On the other hand, Bobst offers training and instruction for machinery users’ own maintenance personnel so they can carry out regular and preventive maintenance, and it provides training for press operators and managers.

As part of its maintenance scheme, Bobst runs an obsolescence program in which it regularly informs customers about parts that are no longer available on the market and offers replacements with an equivalent performance. These are mostly electric or electronic parts that Bobst does not make itself.

Finally, it offers an upgrade program under which it will provide machine adaptations in line with new requirements, depending on the age of the machine and the changes required. Ulli gave as an interesting example the changes that had to be made to some machinery so that it could produce the new types of packaging required by the arrival of heat-not-burn products to the market.

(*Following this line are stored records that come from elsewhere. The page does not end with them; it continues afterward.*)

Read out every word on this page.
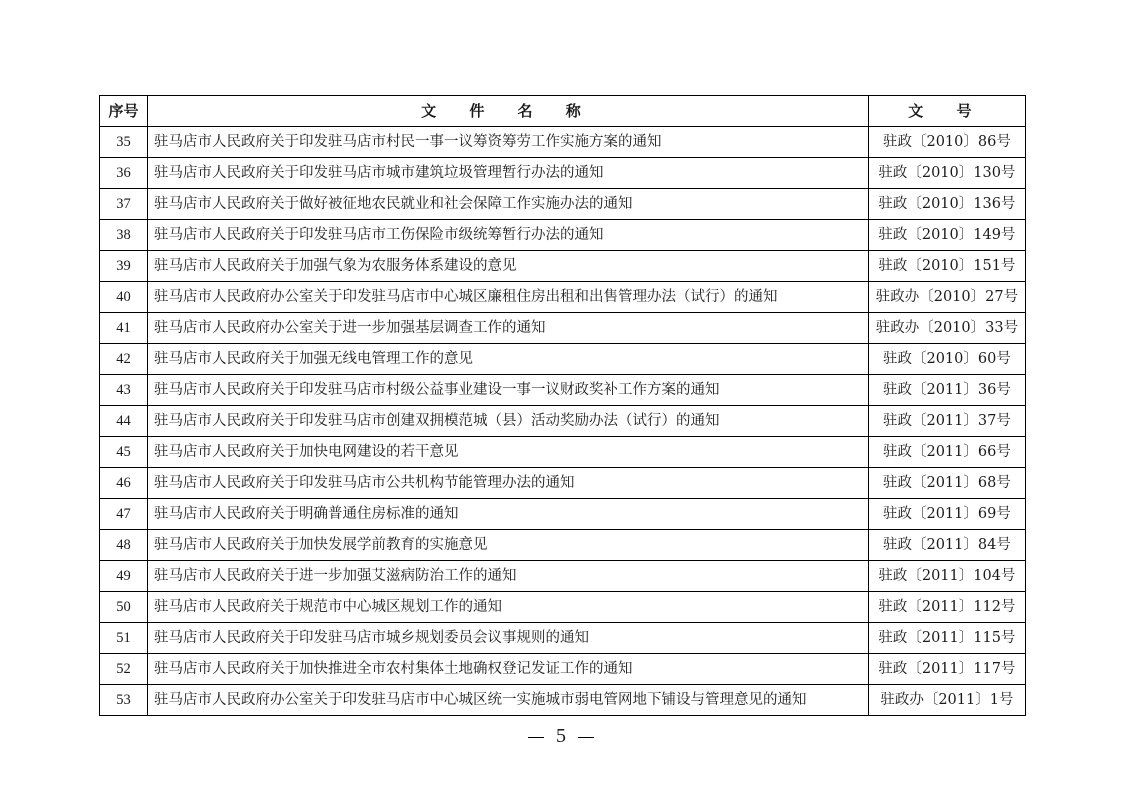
序号	文 件 名 称	文 号
35	驻马店市人民政府关于印发驻马店市村民一事一议筹资筹劳工作实施方案的通知	驻政〔2010〕86号
36	驻马店市人民政府关于印发驻马店市城市建筑垃圾管理暂行办法的通知	驻政〔2010〕130号
37	驻马店市人民政府关于做好被征地农民就业和社会保障工作实施办法的通知	驻政〔2010〕136号
38	驻马店市人民政府关于印发驻马店市工伤保险市级统筹暂行办法的通知	驻政〔2010〕149号
39	驻马店市人民政府关于加强气象为农服务体系建设的意见	驻政〔2010〕151号
40	驻马店市人民政府办公室关于印发驻马店市中心城区廉租住房出租和出售管理办法（试行）的通知	驻政办〔2010〕27号
41	驻马店市人民政府办公室关于进一步加强基层调查工作的通知	驻政办〔2010〕33号
42	驻马店市人民政府关于加强无线电管理工作的意见	驻政〔2010〕60号
43	驻马店市人民政府关于印发驻马店市村级公益事业建设一事一议财政奖补工作方案的通知	驻政〔2011〕36号
44	驻马店市人民政府关于印发驻马店市创建双拥模范城（县）活动奖励办法（试行）的通知	驻政〔2011〕37号
45	驻马店市人民政府关于加快电网建设的若干意见	驻政〔2011〕66号
46	驻马店市人民政府关于印发驻马店市公共机构节能管理办法的通知	驻政〔2011〕68号
47	驻马店市人民政府关于明确普通住房标准的通知	驻政〔2011〕69号
48	驻马店市人民政府关于加快发展学前教育的实施意见	驻政〔2011〕84号
49	驻马店市人民政府关于进一步加强艾滋病防治工作的通知	驻政〔2011〕104号
50	驻马店市人民政府关于规范市中心城区规划工作的通知	驻政〔2011〕112号
51	驻马店市人民政府关于印发驻马店市城乡规划委员会议事规则的通知	驻政〔2011〕115号
52	驻马店市人民政府关于加快推进全市农村集体土地确权登记发证工作的通知	驻政〔2011〕117号
53	驻马店市人民政府办公室关于印发驻马店市中心城区统一实施城市弱电管网地下铺设与管理意见的通知	驻政办〔2011〕1号
5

So what does the future hold for tobacco packaging requirements? Ulli made no bones about the fact that the years of volume growth, stretching from the 1970s to the early years of the new millennium, are over. Cigarette consumption simply isn’t growing. “At the same time, tobacco consumption is changing with ever new and more and more sophisticated packaging as well as new types of products,” he said. “What is new—and this is just the beginning—is that the brand owners are forced by consumers to come out with new products. There is a new market approach, which will require new designs, new boxes and all with faster time-to-market requirements. The tobacco industry will continue to develop, and Bobst will remain a supplier of choice.”